​Corporate professionals swap deadlines for drama in Mumbai stage comeback 

The suits were given a break; the Excel sheets took a breather. After eight years away, a motley group of corporate professionals returned to the stage at Rang Natya Mandir, Prabhadevi recently, with a performance that was restrained and assured, letting silences land as sharply as the lines. An investment banker, a finance head, a chief commercial officer, a supply chain lead, a global brand manager, two entrepreneurs and a senior vice president, all bound by a shared love for theatre, came together as part of Fir Se Productions’ Yeh Lamha… Jee Lene De. The 90-minute play on friendship, memory and the quiet possibility of love returning later in life unfolds with the lives of old college friends reunited in an old-age home. As memories blur and time softens edges, the story leans into companionship, dementia and the quiet acceptance that comes with this phase of life.

(From left) Arpieta Kulkarni, Pankaj Naik (in foreground), Anupam Joshi, and Jyoti Prakash (in the mirror) ready themselves before the show. Pics/Shadab Khan

Founded in 2013, the collective returned with a renewed sense of purpose, bringing years of lived experience to the stage. “For most of us at the Fir Se team, theatre has been our first love since college,” shares 47-year-old Anupam Joshi, senior vice president in a telecom company, who plays the role of Shreyas. “While we all enjoy our jobs and the opportunity to contribute to a corporate set-up, there’s a part of us that corporate life doesn’t explore; the part that wants to feel, express, and connect without an agenda. Theatre brings us back to that space. It allows us to be unpolished, vulnerable, even imperfect.
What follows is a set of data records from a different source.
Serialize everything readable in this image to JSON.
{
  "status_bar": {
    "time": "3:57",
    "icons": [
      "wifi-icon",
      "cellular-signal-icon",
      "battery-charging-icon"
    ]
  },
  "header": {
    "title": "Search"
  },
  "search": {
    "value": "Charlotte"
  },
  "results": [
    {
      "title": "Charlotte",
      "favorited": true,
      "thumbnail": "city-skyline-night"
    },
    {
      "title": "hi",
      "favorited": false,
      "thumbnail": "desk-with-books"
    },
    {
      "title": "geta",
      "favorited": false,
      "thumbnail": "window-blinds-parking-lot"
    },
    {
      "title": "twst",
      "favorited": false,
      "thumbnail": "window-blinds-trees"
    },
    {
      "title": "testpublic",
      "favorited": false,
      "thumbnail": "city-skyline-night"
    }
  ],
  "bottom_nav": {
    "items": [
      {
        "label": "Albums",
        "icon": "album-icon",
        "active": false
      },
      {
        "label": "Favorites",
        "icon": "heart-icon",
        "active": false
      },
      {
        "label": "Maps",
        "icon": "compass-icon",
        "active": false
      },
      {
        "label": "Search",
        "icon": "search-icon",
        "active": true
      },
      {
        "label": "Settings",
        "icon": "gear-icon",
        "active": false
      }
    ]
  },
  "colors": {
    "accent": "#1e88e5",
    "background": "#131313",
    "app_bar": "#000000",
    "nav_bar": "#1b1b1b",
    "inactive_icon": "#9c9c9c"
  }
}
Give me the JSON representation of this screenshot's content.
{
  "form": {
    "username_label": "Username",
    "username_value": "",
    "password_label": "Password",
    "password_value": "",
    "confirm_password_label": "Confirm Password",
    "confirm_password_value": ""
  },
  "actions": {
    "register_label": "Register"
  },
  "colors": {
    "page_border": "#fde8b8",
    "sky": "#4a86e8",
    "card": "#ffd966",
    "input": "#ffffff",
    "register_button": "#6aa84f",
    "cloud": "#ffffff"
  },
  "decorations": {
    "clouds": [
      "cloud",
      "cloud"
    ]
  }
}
After long days of structured thinking, theatre feels like coming home to something complementary and that rejuvenates us,” he adds.

Arpieta Kulkarni rehearses a scene

The hiatus was due to various reasons, explains Pankaj Naik, a 51-year-old partner and head at a boutique investment banking firm, who plays the role of Ashish. “Some of us moved locations in pursuit of our careers and opportunities. Somehow, the pull of theatre kept us connected. With life’s turn of events, we ended up again in Mumbai, and Abhijit Kulkarni, our director, had just written this play. The play felt like the right reason to return to the stage because it mirrors what we were going through, a quiet urge to revisit something we loved and give it space again. Yeh Lamha… Jee Lene De is about pausing, reflecting, and then, choosing to live fully again. In some ways, the journey of the play and ours are intertwined,” he adds.

Aakansha Kumar

Writer-director Abhijit  Kulkarni, chief commercial officer at a car and bike lubricant service provider, says, “There are two themes here: One, is about being in the 60s; this theme is current in our lives as we see our parents, mentors and bosses in that phase and it stimulates perspective on how we would deal with that phase. The other aspect of love at second sight; this is more layered. In this phase of life, one still seeks or values companionship and affection, and the play showcases a plot twist around this.”

Balancing demanding careers with rehearsals can be a challenge. Cast member, Jyoti Prakash, who plays the role of JP, one of the three batchmates who reunite in an old age home, is a supply chain head at an oil company shares, “It’s not easy. Rehearsals often begin when most people are winding down. We come in at times after long workdays, mostly on weekends; at times, tired or distracted. But something shifts once we start. There’s a different kind of energy in the room; it feels lighter, more alive. Because we’ve chosen it, it stops feeling like effort, and more like release. Theatre becomes the part of the week we look forward to the most.” Their next show will be at the Pune International Centre on June 7.

Aakanksha Kumar, global brand manager at a multinational consumer goods company, agrees, “We all come in carrying different lives and experiences, and that shows up in the most beautiful ways. Someone will see a moment with logic, someone else with emotion, someone with humour and together it becomes fuller. There are no designations, no hierarchy; only people listening to each other. That shared vulnerability makes the storytelling feel more real and layered, and deeply human.”